Nature can provide some of the best opportunities for creating jobs and stimulating economies, while protecting the planet.
The spread of the COVID-19 pandemic has highlighted, in the most dramatic and tragic way, the fragility of the foundations on which our world is built – both natural and human-made.
It has underlined the devastating impact of the global rise in diseases that are transmitted from animals to humans – diseases that are linked to environmental degradation and unsustainable agricultural practices that have driven an average decline in global wildlife populations of two-thirds since 1970 due to land use change.
Meanwhile, the collapse of economies, with the resulting loss of hundreds of millions of jobs and livelihoods, has revealed the inherent flaws in the economic structure of our societies.
At the height of lockdowns across the globe we witnessed a startling vision of clean, pollution-free skies caused by the temporary fall in greenhouse gas emissions as cars stayed off the streets and entire cities, factories and businesses shut down. Yet this dramatic reduction was only equivalent to what will be needed every year to meet Paris Climate Agreement targets.
Together, all these factors send a critical message – we must mend our broken relationship with nature. The equation is simple: without a healthy planet there can be no healthy economies.
If there is one vital lesson that we have learnt during this pandemic, it is that what affects one country, one region, affects us all. The same is true of the relationship between people and nature. What we do to nature, we do to ourselves.
As financial decision-makers come together this week for the annual meetings of the IMF and World Bank, the focus must be on the urgent measures that are needed not only to restart economies but to do it in a way that helps heal that broken relationship.
Jobs, economies and nature
The 1.6 billion workers who are in immediate danger of losing their livelihoods because of the pandemic need jobs. Not just any jobs, but decent, productive work that delivers a fair income, security in the workplace and social protection for themselves and their families.
However, these jobs and the hundreds of millions of others that fuel economies around the world cannot be at the expense of nature, and the living planet on which we depend. Over half of the world’s GDP – equivalent to US$44 trillion – is moderately or highly dependent on nature, and globally, 1.2 billion jobs rely directly on ecosystem services.

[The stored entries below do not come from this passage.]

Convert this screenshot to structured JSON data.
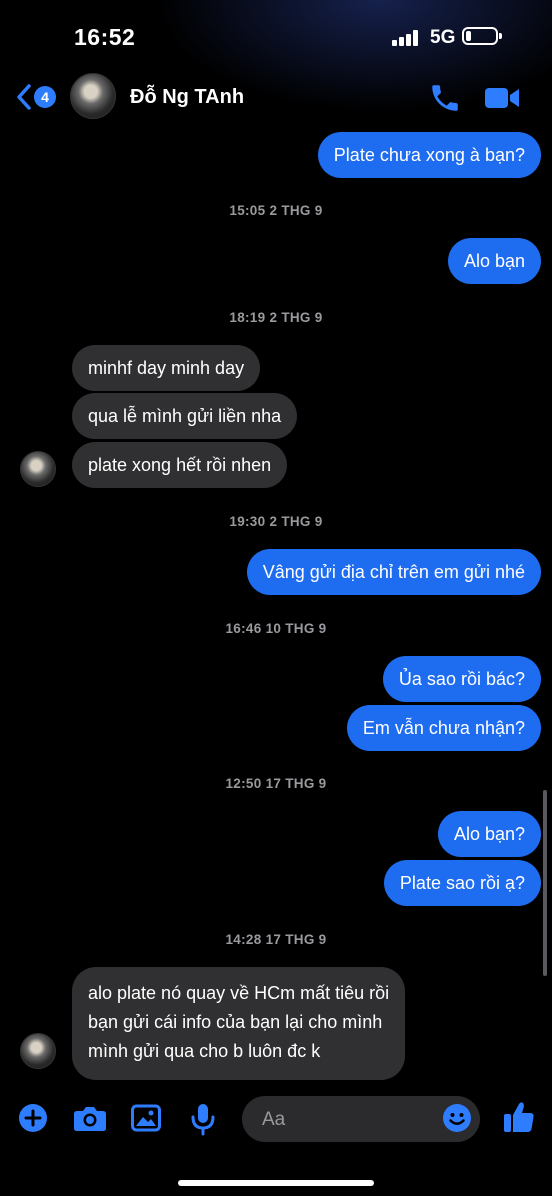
{
  "status": {
    "time": "16:52",
    "network": "5G"
  },
  "header": {
    "back_badge": "4",
    "contact_name": "Đỗ Ng TAnh"
  },
  "messages": [
    {
      "text": "Plate chưa xong à bạn?"
    },
    {
      "stamp": "15:05 2 THG 9"
    },
    {
      "text": "Alo bạn"
    },
    {
      "stamp": "18:19 2 THG 9"
    },
    {
      "text": "minhf day minh day"
    },
    {
      "text": "qua lễ mình gửi liền nha"
    },
    {
      "text": "plate xong hết rồi nhen"
    },
    {
      "stamp": "19:30 2 THG 9"
    },
    {
      "text": "Vâng gửi địa chỉ trên em gửi nhé"
    },
    {
      "stamp": "16:46 10 THG 9"
    },
    {
      "text": "Ủa sao rồi bác?"
    },
    {
      "text": "Em vẫn chưa nhận?"
    },
    {
      "stamp": "12:50 17 THG 9"
    },
    {
      "text": "Alo bạn?"
    },
    {
      "text": "Plate sao rồi ạ?"
    },
    {
      "stamp": "14:28 17 THG 9"
    },
    {
      "lines": [
        "alo plate nó quay về HCm mất tiêu rồi",
        "bạn gửi cái info của bạn lại cho mình",
        "mình gửi qua cho b luôn đc k"
      ]
    }
  ],
  "composer": {
    "placeholder": "Aa"
  },
  "colors": {
    "outgoing": "#1e6cf0",
    "incoming": "#303032",
    "accent": "#2f7dff"
  },
  "icons": [
    "chevron-left-icon",
    "phone-icon",
    "video-camera-icon",
    "plus-icon",
    "camera-icon",
    "image-icon",
    "microphone-icon",
    "emoji-icon",
    "thumbs-up-icon"
  ]
}
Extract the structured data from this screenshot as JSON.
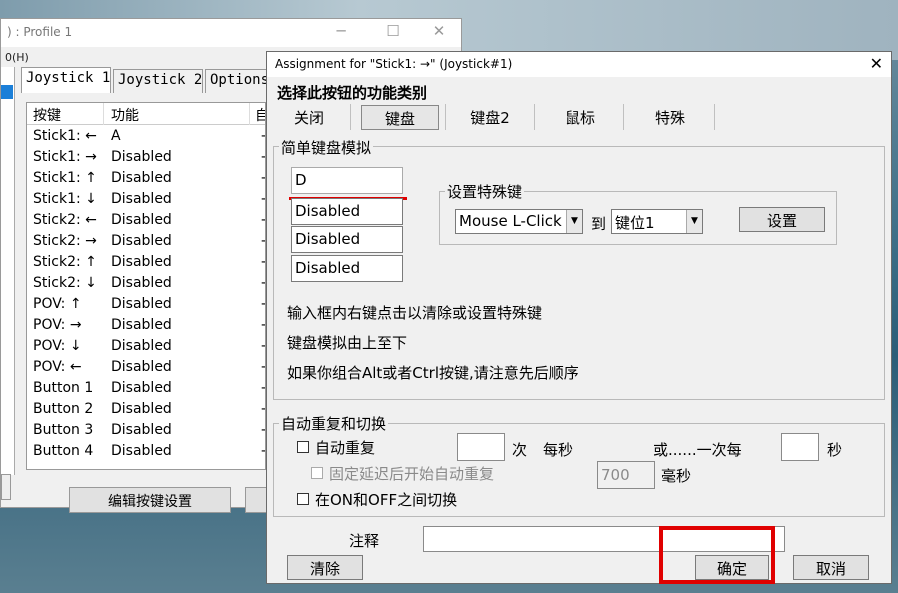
{
  "back_window": {
    "title": ") : Profile 1",
    "menu": "0(H)",
    "controls": {
      "minimize": "─",
      "maximize": "☐",
      "close": "✕"
    },
    "tabs": [
      {
        "label": "Joystick 1"
      },
      {
        "label": "Joystick 2"
      },
      {
        "label": "Options"
      }
    ],
    "list": {
      "headers": [
        "按键",
        "功能",
        "自"
      ],
      "rows": [
        {
          "key": "Stick1: ←",
          "value": "A"
        },
        {
          "key": "Stick1: →",
          "value": "Disabled"
        },
        {
          "key": "Stick1: ↑",
          "value": "Disabled"
        },
        {
          "key": "Stick1: ↓",
          "value": "Disabled"
        },
        {
          "key": "Stick2: ←",
          "value": "Disabled"
        },
        {
          "key": "Stick2: →",
          "value": "Disabled"
        },
        {
          "key": "Stick2: ↑",
          "value": "Disabled"
        },
        {
          "key": "Stick2: ↓",
          "value": "Disabled"
        },
        {
          "key": "POV: ↑",
          "value": "Disabled"
        },
        {
          "key": "POV: →",
          "value": "Disabled"
        },
        {
          "key": "POV: ↓",
          "value": "Disabled"
        },
        {
          "key": "POV: ←",
          "value": "Disabled"
        },
        {
          "key": "Button 1",
          "value": "Disabled"
        },
        {
          "key": "Button 2",
          "value": "Disabled"
        },
        {
          "key": "Button 3",
          "value": "Disabled"
        },
        {
          "key": "Button 4",
          "value": "Disabled"
        }
      ],
      "dash": "-"
    },
    "edit_button": "编辑按键设置"
  },
  "dialog": {
    "title": "Assignment for \"Stick1: →\" (Joystick#1)",
    "close": "✕",
    "heading": "选择此按钮的功能类别",
    "categories": [
      "关闭",
      "键盘",
      "键盘2",
      "鼠标",
      "特殊"
    ],
    "keyboard_group": {
      "label": "简单键盘模拟",
      "fields": [
        "D",
        "Disabled",
        "Disabled",
        "Disabled"
      ],
      "special_key": {
        "label": "设置特殊键",
        "combo1": "Mouse L-Click",
        "to": "到",
        "combo2": "键位1",
        "set_button": "设置"
      },
      "hints": [
        "输入框内右键点击以清除或设置特殊键",
        "键盘模拟由上至下",
        "如果你组合Alt或者Ctrl按键,请注意先后顺序"
      ]
    },
    "repeat_group": {
      "label": "自动重复和切换",
      "auto_repeat": "自动重复",
      "times_value": "",
      "times_unit": "次",
      "per_second": "每秒",
      "or_once_every": "或......一次每",
      "seconds_value": "",
      "seconds_unit": "秒",
      "delay_start": "固定延迟后开始自动重复",
      "delay_value": "700",
      "ms_unit": "毫秒",
      "toggle": "在ON和OFF之间切换"
    },
    "comment_label": "注释",
    "comment_value": "",
    "clear_button": "清除",
    "ok_button": "确定",
    "cancel_button": "取消"
  },
  "colors": {
    "highlight_red": "#e00000",
    "selection_blue": "#1b7fd8"
  }
}
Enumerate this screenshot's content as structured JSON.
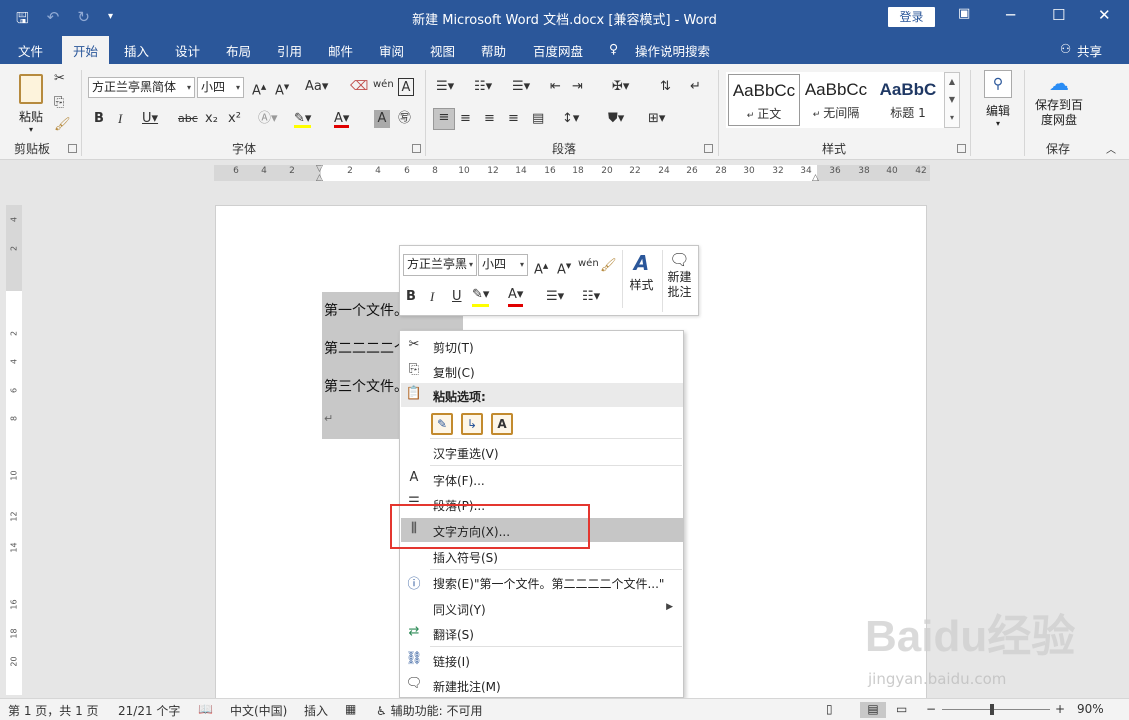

In recovery, governments and the private sector have a choice – continue investing trillions in propping up outdated, polluting industries which lack long-term job security, such as those based on fossil fuels, or seize the opportunity to invest in retraining workers and creating the new, green jobs of the future in sectors such as low carbon development, reversing environmental degradation and restoring ecosystem functionality.
Ultimately, building a better future of work means building it green.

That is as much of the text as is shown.